Hergün 7 saat hiç oturmadan, susmadan üstelik sizi dinlememeye şartlanmış bir topluluğa ki şayet; mesleğe yeni başladıysanız şu an zorunlu 6 yıl evinizden, ailenizden uzakta, aynı dili konuşmadığınız bir topluluğa sürekli aynı şeyleri anlatmak, üstelik bu işi ciddi işitme kayıplarının görüldüğü 80 desibelin çok çok daha üzerinde bir gürültü seviyesinde yapmak, ders arası 8 er dakikalık ihtiyaç molası vermek zorunda olduğu için tüm gün hiçbir mesai arkadaşıyla " merhaba ve nasılsın?" Dan öte herhangi bir sohbet geliştiremediği için aslında tek başına çalışıyormuş gibi hissetmek, rapor almanın alakası olsun olmasın herkesin gözüne battığı bir mesleği olduğu için neredeyse imkansızlığına bağlı olarak; çalıştığı koca eğitim yılında hep bir koah hastası gibi öksürerek yaşamak zorunda olmak ve tüm bunları yaparken hep gülümsemeye çalışmak... Çünkü sizin gişe memurları gibi somurtma lüksünüz yoktur. ya da icra avukatları veya kadın doğum uzmanları gibi karizmatik görünmeye değil, sempatik olmaya ihtiyacınız vardır. Gülümsemezseniz sevemezsiniz, sevmezseniz sevdiremezsiniz, sevdiremezseniz öğretemezsiniz.
Haa bir de işte bu; "3 ay yatıyorlar şehir efsanesini" oturdukları klavyenin başından, kahvelerini yudumlarken yazan insanlara meramını anlatmak zorundadırlar. eğer bir maden işçisi veya tır şoförü değilseniz eleştirmeyiniz efendim.
idalist biçimde gerçekten kültürlü ve ahlaklı nesiller yetiştirmek için çalışan tüm öğretmenlere aldıkları her kuruş sonuna kadar helal ve yetersizdir.

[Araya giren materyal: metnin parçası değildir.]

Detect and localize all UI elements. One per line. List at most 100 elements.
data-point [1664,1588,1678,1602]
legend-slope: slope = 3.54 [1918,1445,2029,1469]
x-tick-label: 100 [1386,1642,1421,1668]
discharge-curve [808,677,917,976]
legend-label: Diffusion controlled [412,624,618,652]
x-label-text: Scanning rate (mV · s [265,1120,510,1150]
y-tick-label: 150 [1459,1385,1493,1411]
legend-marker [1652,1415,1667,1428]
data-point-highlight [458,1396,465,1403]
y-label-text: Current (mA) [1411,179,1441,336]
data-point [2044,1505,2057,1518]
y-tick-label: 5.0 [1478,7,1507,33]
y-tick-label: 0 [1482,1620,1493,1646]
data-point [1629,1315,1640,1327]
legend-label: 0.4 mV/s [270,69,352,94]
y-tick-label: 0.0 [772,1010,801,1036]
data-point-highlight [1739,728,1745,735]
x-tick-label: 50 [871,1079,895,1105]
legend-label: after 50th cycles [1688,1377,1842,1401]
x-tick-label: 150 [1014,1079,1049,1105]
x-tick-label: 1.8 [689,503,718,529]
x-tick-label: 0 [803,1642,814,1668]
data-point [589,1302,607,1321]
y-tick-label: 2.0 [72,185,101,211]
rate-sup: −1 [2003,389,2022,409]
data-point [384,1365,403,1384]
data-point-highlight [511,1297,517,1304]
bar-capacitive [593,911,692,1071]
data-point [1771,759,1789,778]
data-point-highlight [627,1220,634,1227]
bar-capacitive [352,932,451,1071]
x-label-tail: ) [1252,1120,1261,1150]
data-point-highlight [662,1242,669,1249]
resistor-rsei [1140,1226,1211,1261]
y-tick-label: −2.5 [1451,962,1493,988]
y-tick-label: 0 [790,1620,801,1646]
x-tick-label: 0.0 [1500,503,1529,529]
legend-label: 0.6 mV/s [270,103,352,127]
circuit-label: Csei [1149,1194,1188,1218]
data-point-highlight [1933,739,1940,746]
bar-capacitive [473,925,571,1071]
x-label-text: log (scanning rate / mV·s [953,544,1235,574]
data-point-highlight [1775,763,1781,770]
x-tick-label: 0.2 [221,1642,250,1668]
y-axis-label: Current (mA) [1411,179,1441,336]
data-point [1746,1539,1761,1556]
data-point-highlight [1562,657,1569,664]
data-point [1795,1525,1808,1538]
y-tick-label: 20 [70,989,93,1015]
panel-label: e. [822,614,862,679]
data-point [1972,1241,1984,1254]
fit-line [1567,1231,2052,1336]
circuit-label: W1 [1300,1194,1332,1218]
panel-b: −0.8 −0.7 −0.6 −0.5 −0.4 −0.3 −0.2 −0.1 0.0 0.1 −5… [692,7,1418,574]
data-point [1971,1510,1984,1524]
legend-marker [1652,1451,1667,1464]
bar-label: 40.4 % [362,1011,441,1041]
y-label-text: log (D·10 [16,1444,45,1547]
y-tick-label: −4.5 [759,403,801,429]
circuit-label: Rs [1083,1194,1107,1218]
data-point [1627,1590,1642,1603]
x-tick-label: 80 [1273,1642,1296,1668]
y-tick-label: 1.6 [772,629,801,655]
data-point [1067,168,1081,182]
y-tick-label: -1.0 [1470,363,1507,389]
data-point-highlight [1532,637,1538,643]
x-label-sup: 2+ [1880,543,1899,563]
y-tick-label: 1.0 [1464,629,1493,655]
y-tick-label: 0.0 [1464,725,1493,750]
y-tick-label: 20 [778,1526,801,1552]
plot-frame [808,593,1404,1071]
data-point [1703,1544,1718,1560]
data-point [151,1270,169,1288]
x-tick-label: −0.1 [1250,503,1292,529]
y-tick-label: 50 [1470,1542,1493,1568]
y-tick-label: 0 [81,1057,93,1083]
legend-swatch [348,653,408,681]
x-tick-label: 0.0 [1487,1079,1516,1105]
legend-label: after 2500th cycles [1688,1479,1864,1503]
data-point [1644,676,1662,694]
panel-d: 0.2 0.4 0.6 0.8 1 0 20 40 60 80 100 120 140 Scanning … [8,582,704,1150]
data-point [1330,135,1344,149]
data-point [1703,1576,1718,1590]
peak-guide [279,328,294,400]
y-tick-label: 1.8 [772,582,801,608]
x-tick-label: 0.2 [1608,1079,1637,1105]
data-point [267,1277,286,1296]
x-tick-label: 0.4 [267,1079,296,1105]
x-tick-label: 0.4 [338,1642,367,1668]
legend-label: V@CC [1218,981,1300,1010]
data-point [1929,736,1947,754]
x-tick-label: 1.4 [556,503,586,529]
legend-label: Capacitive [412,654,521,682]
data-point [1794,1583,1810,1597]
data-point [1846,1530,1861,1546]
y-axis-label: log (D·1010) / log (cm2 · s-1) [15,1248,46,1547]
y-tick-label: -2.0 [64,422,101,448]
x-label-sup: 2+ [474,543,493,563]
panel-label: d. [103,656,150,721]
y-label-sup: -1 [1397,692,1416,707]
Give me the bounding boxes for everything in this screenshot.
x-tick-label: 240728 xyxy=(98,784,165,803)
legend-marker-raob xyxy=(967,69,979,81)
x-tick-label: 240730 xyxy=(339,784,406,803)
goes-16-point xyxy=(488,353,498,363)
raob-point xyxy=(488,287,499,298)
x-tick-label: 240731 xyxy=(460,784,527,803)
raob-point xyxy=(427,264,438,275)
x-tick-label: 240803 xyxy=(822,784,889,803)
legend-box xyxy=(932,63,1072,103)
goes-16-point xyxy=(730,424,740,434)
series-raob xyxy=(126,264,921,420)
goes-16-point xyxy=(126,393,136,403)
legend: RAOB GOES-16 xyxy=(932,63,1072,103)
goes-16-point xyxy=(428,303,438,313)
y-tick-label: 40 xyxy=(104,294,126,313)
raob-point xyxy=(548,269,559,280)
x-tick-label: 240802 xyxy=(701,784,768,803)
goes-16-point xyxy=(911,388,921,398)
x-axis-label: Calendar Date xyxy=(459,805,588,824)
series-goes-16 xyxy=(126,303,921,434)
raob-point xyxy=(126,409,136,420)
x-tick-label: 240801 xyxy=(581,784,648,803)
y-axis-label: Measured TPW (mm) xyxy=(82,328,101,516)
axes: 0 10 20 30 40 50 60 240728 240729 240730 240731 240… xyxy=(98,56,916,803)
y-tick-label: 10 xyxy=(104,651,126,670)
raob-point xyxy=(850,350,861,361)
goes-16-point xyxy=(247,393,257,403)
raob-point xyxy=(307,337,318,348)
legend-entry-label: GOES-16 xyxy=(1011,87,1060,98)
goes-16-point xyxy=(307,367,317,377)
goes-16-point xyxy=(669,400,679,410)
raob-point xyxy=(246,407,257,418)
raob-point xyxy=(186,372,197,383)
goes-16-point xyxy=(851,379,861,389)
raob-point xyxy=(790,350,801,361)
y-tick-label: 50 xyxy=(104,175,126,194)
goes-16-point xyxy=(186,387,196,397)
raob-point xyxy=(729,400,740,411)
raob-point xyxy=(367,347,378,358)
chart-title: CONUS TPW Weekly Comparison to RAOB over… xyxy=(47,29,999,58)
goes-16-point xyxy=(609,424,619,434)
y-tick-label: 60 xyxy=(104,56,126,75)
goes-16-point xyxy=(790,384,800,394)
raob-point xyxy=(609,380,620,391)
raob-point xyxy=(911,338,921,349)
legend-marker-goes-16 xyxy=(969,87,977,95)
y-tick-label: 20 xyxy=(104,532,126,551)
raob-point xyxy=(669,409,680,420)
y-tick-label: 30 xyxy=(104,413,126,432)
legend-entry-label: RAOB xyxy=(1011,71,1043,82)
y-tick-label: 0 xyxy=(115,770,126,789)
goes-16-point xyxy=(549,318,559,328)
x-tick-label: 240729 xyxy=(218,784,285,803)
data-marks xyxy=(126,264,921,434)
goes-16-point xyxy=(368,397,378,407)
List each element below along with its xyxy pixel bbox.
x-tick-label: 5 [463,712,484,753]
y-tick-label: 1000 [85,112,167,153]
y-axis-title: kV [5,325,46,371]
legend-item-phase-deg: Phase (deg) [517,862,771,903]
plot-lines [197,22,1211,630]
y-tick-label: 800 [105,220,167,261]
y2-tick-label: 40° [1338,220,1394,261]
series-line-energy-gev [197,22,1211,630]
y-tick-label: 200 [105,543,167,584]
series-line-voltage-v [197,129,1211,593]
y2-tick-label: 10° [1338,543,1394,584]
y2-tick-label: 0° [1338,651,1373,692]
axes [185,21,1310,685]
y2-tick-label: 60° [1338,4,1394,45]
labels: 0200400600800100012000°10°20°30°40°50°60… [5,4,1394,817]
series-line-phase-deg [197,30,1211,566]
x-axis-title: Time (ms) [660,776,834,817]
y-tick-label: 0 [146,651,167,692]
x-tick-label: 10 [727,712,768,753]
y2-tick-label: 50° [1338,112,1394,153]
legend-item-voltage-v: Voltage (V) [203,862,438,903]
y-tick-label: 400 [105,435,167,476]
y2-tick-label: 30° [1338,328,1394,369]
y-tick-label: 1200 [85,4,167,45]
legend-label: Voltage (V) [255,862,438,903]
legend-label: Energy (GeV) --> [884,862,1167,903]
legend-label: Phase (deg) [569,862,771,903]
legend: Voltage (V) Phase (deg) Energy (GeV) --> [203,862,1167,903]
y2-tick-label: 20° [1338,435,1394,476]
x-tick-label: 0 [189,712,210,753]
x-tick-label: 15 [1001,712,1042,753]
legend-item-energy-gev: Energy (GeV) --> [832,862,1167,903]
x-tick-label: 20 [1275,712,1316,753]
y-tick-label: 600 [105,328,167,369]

Siz ilk önce işe gitmeden bankamatikten maaş alan belediye çalışanlarına mecliste olup da hiçbir yaralı parmağa işemeyip sadece maaş alan vekillere sarın sonra sıra öğretmenlere gelsin tabi onlara 2 kelam etmeye büzük yemeyince gariban öğretmenleri tokatlıyorsunuz öğretmenleri itibarsızlaştırıp itin kıçına sokuyorsunuz sonra da memlekette neden adam yetişmiyo diye sızlanıyorsunuz memleketin geleceğini emanet edeceği genç dimağlar tarlada ağaçta bitip yetişmez sizin aşağıladığınız öğretmenler yetiştirir öyle gündem yapıp haybiyeden laf söyleyim diye boş yere çayır dibini taşlamayın ekmek çıkmaz öyle...
sorunun sorulacağı kişi baştan yanlış. 48 ayda kazanılamayacak parayı 1 ayda kazanan adama kalkıp yaz tatili boyunca 3 ay maaş alınır mı diye sorulur mu lan *
hak dendiğinde kafasında sadece bir masal kahramanı belirenlerden de olsa olsa hakların helal ile sorgulanması beklenir. hırsızları, haramzadeleri, zalimleri ve efendilerini sorgulamaya gelince kuyruklarını bacakları arasına alıp titremekten başka bir çapı olmayan, ama dişine kestirdiği toplum kesimlerine hırlamayı marifet bilenlerin helalini dileyelim o halde: öğretmensiz kalınız.
bir öğretmen trollü daha, neredeyse 2 entrysinden birinde öğretmenlere laf atmış. gına geldi bu başlıklardan orijinal olun biraz be. yetersiz gördüğün öğretmenin adını almadan gündeme bile gelemiyorsun. atanana kadar zaten feleğin çemberinden geçiyorlar bi rahat bırakın öğretmenleri. yiyorsa bi öğretmen olmayı dene bakalım. çoğu şımarık 40 çocuğu bir arada tutup ders anlatmak kolay mı sanıyorsun. hani bir laf vardır ya; öğretmenin kral olduğu zaman öğrenciydik öğrencinin kral olduğu zaman öğretmen olduk.
din adamlarının aldığı maaş helal mi?
allah için yapılan ibadet karşılığında para alınması, ibadetin allah rızası için olmasını, din işinin maaş para karşılığı yapılmasını geçtim, şu an camiler boş.
diyanet neden cami personeline para ödüyor?